SLUG: 3-567 William Rosenau/Terrorism
DATE=MARCH 4, 2003
/// Editors: This interview is available in Dalet under SOD/English News Now Interviews in the folder for today or yesterday ///
HOST: Pakistan says the suspected planner of the 2001 terror attacks on the United States -- Khalid Shaikh Mohammed -- has been turned over to U-S custody and flown out of the country. Since his arrest in Pakistan Saturday, the suspected senior al-Qaida member had been interrogated by U-S and Pakistani authorities. Authorities hope he will divulge details about al-Qaida's funding, future targets, and possibly the whereabouts of al-Qaida chief Osama bin Laden.
News Now's Rebecca Ward spoke to Political Scientist William Rosenau of the Rand Corporation about the importance of the arrest. He says Khalid Shaikh Mohammed's capture couldn't have happened without the help of Pakistan.
MR. ROSENAU: One thing that hasn't really been mentioned is what this shows us about the importance of cooperation internationally. There is no question that the CIA and the FBI were the ones who located him, who played a critical role and probably oversaw the arrest itself, but the Pakistanis also played a critical part. There is absolutely no way, I think, that we could have gone in there with our own people and grabbed him. The Pakistanis took some real political risks. I'm sure they're going to be feeling the heat domestically from the Islamists for doing this. Musharraf is, I think, really to be commended, as is the Bush administration for really keeping Pakistan on board. We simply can't apprehend these guys on our own. We need the Pakistanis and others to participate and to cooperate. So, I think that was a very, very good sign, the high level of Pakistani cooperation.

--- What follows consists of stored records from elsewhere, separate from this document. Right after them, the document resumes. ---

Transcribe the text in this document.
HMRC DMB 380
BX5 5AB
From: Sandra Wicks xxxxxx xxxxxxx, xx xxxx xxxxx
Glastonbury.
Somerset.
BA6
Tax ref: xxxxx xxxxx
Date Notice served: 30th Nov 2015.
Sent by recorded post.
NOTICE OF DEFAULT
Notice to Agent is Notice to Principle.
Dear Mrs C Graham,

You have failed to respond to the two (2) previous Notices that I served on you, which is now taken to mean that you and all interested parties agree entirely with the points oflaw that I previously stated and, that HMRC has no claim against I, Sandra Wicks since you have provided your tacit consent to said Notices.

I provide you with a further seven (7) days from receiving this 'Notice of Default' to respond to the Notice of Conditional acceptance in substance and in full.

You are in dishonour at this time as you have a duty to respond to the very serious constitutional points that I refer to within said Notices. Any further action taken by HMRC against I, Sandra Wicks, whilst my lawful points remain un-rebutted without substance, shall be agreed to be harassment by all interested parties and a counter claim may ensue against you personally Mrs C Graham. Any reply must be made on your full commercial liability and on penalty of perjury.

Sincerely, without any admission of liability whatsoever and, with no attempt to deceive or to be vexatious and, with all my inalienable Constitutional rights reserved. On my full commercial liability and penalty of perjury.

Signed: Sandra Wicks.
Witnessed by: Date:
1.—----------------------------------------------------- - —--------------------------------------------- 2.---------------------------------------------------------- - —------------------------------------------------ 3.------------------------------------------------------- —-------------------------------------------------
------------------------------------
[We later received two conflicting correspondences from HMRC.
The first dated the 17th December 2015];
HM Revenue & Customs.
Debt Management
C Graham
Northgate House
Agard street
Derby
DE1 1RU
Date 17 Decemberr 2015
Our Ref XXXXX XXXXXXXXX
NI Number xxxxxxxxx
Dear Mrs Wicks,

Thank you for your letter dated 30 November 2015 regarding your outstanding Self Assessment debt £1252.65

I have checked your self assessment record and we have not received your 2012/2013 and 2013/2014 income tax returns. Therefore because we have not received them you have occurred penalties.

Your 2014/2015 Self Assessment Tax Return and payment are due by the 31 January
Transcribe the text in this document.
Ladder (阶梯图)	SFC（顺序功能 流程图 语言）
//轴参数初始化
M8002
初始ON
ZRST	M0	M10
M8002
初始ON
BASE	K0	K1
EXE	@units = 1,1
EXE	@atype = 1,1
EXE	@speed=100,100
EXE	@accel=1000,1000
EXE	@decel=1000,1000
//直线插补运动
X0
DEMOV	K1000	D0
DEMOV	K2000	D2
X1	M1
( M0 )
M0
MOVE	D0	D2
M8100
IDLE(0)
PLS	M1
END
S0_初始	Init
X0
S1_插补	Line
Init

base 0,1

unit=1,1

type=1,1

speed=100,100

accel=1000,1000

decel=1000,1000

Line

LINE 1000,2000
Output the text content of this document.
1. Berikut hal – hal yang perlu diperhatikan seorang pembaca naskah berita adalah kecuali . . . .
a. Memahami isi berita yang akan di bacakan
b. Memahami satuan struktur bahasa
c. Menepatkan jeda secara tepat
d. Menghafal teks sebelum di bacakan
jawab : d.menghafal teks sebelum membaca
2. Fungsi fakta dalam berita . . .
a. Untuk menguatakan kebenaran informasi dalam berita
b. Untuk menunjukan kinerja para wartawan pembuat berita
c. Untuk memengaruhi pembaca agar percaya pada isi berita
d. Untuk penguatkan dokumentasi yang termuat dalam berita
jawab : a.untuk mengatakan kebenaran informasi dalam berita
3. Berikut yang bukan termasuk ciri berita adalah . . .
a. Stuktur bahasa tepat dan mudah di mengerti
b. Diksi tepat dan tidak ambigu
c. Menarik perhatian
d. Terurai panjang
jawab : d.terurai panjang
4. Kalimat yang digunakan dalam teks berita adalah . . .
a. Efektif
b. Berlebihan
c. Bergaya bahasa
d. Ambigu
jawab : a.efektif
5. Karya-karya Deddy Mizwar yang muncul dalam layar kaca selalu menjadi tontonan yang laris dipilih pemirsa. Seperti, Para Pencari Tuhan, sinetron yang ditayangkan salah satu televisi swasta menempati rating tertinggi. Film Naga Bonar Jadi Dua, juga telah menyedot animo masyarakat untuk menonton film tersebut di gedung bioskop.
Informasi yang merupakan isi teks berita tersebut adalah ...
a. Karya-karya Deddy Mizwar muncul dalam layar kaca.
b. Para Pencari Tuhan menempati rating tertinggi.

MS. WARD: How important is the arrest? Has it actually prevented any future terrorist attacks?
MR. ROSENAU: Well, I don't know whether it has prevented any attacks yet, although I think the expectation is that either his interrogation or, probably, more likely, the computers and other material they found in the house where he was living could provide some very, very important clues as to future attacks, particularly in places like the United States. So, I think there is also the sense that everyone needs to move very, very quickly, that this information is very time sensitive, that he may take steps during the interrogation to mislead the interrogators and put them off the trail. So, there is a sense that also this information is very perishable. So, there is a real sense of urgency right now.
MS. WARD: How difficult was it in tracking this man and how difficult is it in tracking other terrorist leaders?
MR. ROSENAU: I think it has been enormously difficult. The press accounts suggest that things like his talking on mobile phones was very important. I think there has also been some press accounts that the neighbors actually turned him in for a reward, which is also possible. So, it has been a very protracted process -- there's no question. I mean, finding any one individual, a person with great resources is able to hide his movements. There have been accounts that Khalid Shaikh Mohammed had some 60 aliases. One wonders how many passports he had. He has obviously changed his appearance. His wears glasses. He puts his glasses on, off. He shaves his beard~--~whatever. So, finding an individual is extremely difficult and very expensive and time consuming -- there's no question about that.
MS. WARD: So, what will happen to him now?
MR. ROSENAU: He will presumably undergo interrogation. There has been a lot of speculation about whether we would be doing the interrogating or turn him over to a third country that doesn't have the restrictions, moral and legal, on torture. I think Senator Rockefeller said over the weekend that was a possibility. And we've certainly done that in the past, although there is some concern that we would be violating the terms of the anti-torture treaty if we knowingly turn him over to a country where torture was routinely practiced. But I think, no matter what, our security personnel, FBI, CIA and others, will be spending months trying to get as much information as possible, although, as I said earlier, the shelf life of a lot of this information is going to be very, very short. So, the next few weeks will obviously be crucial.
MS. WARD: Senator Pat Roberts referred to him as a big fish, and I wonder how many other big fish there are besides Osama bin Laden.
MR. ROSENAU: Well, there is Dr. Zawahiri, the number 2, who, after Khalid Shaikh Mohammed, is probably the most important before [after ?] bin Laden. So, there are certainly those three, and a handful of others. But, no question that Khalid Shaikh Mohammed is the biggest fish by far, possesses enormous amounts of information on operations, the names of people in sleeper cells all over the world, someone with some real skills and capability. I think Zawahiri and bin Laden play other very, very important roles in the movement; Khalid Shaikh Mohammed is a guy who actually knows how to carry out the operations and knows how to plan operations. So, no question he was a very, very big fish indeed.
HOST: William Rosenau is a political scientist with the Rand Corporation here in Washington.